Melanie Scarborough: Yes, we scan … but we shouldn’t

W hy don’t we just be honest enough to repeal the Fourth Amendment — “the right of the people to be secure in their persons, houses, papers, and effects against unreasonable searches” — if we are willing to live in a society where unreasonable searches are routine? The right to be secure in your person is going right out the window as we enter the age of virtual strip searches.

With no public debate, the TSA is installing at airports around the country backscatter technology that allow screeners to see through travelers’ clothes.  Although agency spokesmen have described the image produced as little more than a “chalk outline” and too fuzzy to expose anatomical details, that clearly is untrue. James Schear, the TSA security director at BWI airport, said the images are so detailed “you can actually see the sweat on someone’s back.”

Yet this incredible invasion of passengers’ privacy does little to enhance security. Although the scanners can reveal some hidden weapons, they can’t see beneath body folds or inside body cavities — nor can they see through  plastic or rubber materials that resemble skin. Determined miscreants could use any number of methods to hide objects from detection. 

For now, travelers can opt for a pat-down instead; but, of course, that will not last. Not only will every air traveler soon be required to undergo this virtual strip search; body-scanning machines will begin to replace metal detectors at other locations. Already, body scanners are in use at some courthouses, jails, embassies, and border checkpoints.

And that’s just the places we know about. American Science & Engineering Inc., a manufacturer of backscatter products, counts dozens of federal agencies among its customers. Included in the equipment it supplies the government are Z-Backscatter vans (ZBVs), which — disguised as ordinary delivery vehicles — allow government agents to conduct drive-by imaging of vehicles and objects. Alternatively, agents can park the van and X-ray cars and objects that pass by.  

How can Americans claim any constitutional right to be “secure in their persons and effects” if they can’t even drive their own cars or walk down the street without being unknowingly X-rayed? And while the TSA claims that its machines immediately delete the pictures of naked travelers, AS&E boasts that the software in backscatter vans can “manipulate, enhance, and save” the images it collects.

One of the most troubling aspects of this technology is the absence of oversight. Secretary of Homeland Security Michael Chertoff has said he is tired of the “endess debate” about privacy. Well, tough. Privacy is a bulwark of freedom; Chertoff should not be allowed to simply declare it a pointless impediment to his agenda. 

And what about agencies such as the Secret Service that operate with virtually no accountability? Is there any reason to believe Secret Service agents are not employing backscatter technology with the same zeal they employ facial-recognition technology at the Super Bowl, for instance? Is any member of Congress monitoring that? 

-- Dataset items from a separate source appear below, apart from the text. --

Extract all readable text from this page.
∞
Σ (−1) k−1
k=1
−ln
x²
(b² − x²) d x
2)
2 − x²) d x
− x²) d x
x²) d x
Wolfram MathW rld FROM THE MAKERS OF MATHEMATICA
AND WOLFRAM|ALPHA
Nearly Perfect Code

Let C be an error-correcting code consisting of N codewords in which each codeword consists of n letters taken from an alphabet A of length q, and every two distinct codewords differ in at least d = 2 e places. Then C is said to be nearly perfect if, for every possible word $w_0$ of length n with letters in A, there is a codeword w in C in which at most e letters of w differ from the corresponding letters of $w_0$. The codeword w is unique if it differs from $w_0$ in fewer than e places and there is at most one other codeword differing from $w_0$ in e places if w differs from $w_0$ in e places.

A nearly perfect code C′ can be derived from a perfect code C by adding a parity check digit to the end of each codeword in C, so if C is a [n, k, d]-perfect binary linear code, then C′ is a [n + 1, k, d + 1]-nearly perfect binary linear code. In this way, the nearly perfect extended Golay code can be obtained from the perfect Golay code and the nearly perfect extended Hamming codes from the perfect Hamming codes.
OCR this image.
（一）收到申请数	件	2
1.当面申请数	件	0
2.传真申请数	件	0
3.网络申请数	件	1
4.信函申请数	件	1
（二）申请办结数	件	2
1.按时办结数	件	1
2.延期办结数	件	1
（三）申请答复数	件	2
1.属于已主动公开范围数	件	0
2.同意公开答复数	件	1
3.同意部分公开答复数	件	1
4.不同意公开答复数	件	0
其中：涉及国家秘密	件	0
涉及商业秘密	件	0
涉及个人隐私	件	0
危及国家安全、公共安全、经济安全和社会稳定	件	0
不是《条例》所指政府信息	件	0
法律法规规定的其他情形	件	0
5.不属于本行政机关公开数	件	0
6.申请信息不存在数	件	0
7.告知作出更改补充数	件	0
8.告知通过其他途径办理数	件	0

Since Chertoff has dismissed such concerns as “hand-wringing,” it is difficult to believe that stringent privacy protection ranks high on his list of priorities.

The salient fact is that terrorists have been unable to commandeer American planes since Sept. 11, 2001. That means the procedures already in place — metal detectors, passenger screening and physical inspections — are working. They do not guarantee security, but nothing ever will, and subjecting every air traveler to a virtual strip search is unnecessarily extreme.

It is also absurd, in light of this: Last September, four senators — including Barack Obama — sent a letter to the TSA criticizing the agency for subjecting some turban-wearing travelers to secondary screening and pat-downs.  Because Sikhs consider the turban a religious symbol, they object to the “unwanted touching” of their headwear.

So Obama and his illustrious colleagues believe that an Arab man shouldn’t be subjected to the humiliation of having a stranger touch his headdress, but women and children should have to submit to examination of their naked bodies? 

Since the 9/11 attacks, Americans have proven depressingly compliant in forfeiting their freedom for a false sense of security. But surely even the most sheeplike will consider body scanning beyond the pale. If subjecting innocent citizens to electronic stripping doesn’t define unreasonable search, what does?